Вначале о масштабах «коммунальной проблемы» (применительно ко времени исследования). Из обследованных нами 87 квартир 41 была общей и в них жили 254 человека. В 15 из них была вполне добрососедская атмосфера, предполагающая взаимопомощь и общую благожелательность, расширяющая круг близкого, почти родственного общения. В 19 (115 чел.) была обстановка скрытой вражды, выплескивающейся в открытые ссоры и противостояние, но чаще ограничивающейся рамками натянутых приличий, – ни о каких преимуществах взаимополезного сотрудничества здесь не могло быть и речи. Промежуточные, нейтральные варианты были нехарактерны: либо уж дружба, либо нечто прямо ей противоположное. Всего жаловались на плохих соседей и в той или иной мере связывали с ними свои расстройства (включая «умеренно‑конфликтные» квартиры) 67 человек старше 17 лет, или около пятой части лиц этого возраста; более молодым такие жалобы не были свойственны. Истинными рассадниками психической заразы можно было считать 7 квартир (39 чел.), где коммунальные конфликты достигали уровня, требующего вмешательства товарищеских судов и милиции. В 6 из таких «осиных гнезд» зачинщиками скандалов, виновниками постоянных конфликтов, были лица с выраженными личностными отклонениями: в 5 – тяжелые психопаты с расторможением влечений, в одном – вялотекущая психопатоподобная шизофрения у одного из соседей и травматическое слабоумие у другого. «Квартирный невроз» в чистом виде наблюдался, естественно, не у самих этих лиц, a v их соседей и сожителей. И этот синдром психиатрами, кажется, не описан, хотя по частоте распространения он (во всяком случае тогда) был одним из первых
«Невроз квартирной склоки» похож на «невроз участников боевых действий» – в том отношении, что и он тоже существует в активной и пассивной ипостасях, но обычно сплавлены здесь в двуединое и двуликое целое. От страдательной стороны тут – переживания, связанные с нападением «противника», оккупацией им мест общего пользования, его моральным давлением и физическими нападками; от агрессивной – собственная «разоблачительная», кверулирующая, восстанавливающая справедливость деятельность, контратаки и самозащита. Квартирный конфликт – это вообще война в малом объеме и камерном исполнении. Ее корни и первопричины теряются в незапамятном прошлом, забываются, но в конечном итоге – это обычно результат несовместимости мировоззрений и укладов жизни враждующих сторон: горожанин воюет с недавним сельским жителем, эпилептоид – с шизоидом, представитель «правящего» класса – с «нижестоящим», обычно уступающим ему, но время от времени наверстывающим свое и бунтующим; неизбежно фигурировали здесь и вечные «национальные» вопросы.

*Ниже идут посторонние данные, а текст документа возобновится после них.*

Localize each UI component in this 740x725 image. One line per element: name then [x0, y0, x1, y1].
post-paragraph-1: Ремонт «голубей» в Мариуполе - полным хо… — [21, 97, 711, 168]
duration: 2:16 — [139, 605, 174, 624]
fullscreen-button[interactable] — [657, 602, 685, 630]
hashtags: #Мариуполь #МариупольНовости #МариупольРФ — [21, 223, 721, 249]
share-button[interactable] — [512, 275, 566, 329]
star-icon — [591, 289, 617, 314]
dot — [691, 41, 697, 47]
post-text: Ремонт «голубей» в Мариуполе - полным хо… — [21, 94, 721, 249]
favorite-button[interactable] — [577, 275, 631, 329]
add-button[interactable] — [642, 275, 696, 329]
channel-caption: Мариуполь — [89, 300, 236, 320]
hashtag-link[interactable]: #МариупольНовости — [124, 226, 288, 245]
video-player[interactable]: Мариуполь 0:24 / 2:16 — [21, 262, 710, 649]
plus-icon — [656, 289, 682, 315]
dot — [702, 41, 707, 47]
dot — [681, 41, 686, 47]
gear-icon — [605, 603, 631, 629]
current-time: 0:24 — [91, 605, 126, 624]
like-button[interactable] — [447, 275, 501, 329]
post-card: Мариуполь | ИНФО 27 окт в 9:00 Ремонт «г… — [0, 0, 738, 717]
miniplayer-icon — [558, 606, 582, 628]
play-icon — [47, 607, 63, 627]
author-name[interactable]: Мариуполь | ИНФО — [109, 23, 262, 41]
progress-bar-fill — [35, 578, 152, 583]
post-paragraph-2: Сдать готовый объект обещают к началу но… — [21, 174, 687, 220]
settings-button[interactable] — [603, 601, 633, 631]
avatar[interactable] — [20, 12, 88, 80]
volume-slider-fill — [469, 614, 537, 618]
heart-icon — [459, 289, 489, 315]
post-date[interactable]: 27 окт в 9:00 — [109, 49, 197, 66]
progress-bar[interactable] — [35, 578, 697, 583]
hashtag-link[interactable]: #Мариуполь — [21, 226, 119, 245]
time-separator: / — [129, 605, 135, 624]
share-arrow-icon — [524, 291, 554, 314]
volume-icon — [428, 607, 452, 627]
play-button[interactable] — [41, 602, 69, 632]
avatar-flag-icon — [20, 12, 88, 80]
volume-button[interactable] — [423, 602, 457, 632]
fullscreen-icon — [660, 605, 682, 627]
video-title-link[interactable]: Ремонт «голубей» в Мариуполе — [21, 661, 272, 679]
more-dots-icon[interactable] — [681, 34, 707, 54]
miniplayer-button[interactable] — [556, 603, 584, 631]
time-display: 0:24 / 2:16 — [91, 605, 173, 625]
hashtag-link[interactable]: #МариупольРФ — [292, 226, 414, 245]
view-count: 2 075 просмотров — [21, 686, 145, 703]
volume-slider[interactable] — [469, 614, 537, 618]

Война, как ей и положено, ведется за территории, а именно – за места общего пользования, которые разделить трудно или просто невозможно. Кухни в какой‑то мере разграничены: у каждого есть свой стол, стул, шкафчик и прилегающий к ним отрезок пола, владение которым освящено традицией; ванна и туалет делятся не территориально, а по времени пользования (сильнейший занимает их раньше и дольше слабейшего). Горячей точкой квартиры является чаще всего прихожая, не делимая ни территориально, ни хронометрически. Дипломатические перебранки совершаются на общей кухне, служащей своеобразным форумом для враждующих сторон, физические стычки – на нейтральной полосе коридора, становящейся на это время ареной противостояния. Существуют закономерные послабления и приостановки военных действий, связанные с часами суток, днями недели и годовым календарем: наименее опасны дневное время и общенародные праздники, когда заключается безмолвное перемирие; наиболее чреват агрессией, кажется, воскресный вечер, который в общем сознании отождествляется с началом следующей трудовой недели (как если бы мы до сих пор считали дни от восхода солнца до его заката). Все эти обстоятельства имеют существенное значение, потому что речь идет о коллективной патологии, подчиняющейся территориальным и временным законам социума (эндогенный больной если и связан с временем, то напрямую с космосом – через фазы луны, годичный цикл или колебания солнечной радиации).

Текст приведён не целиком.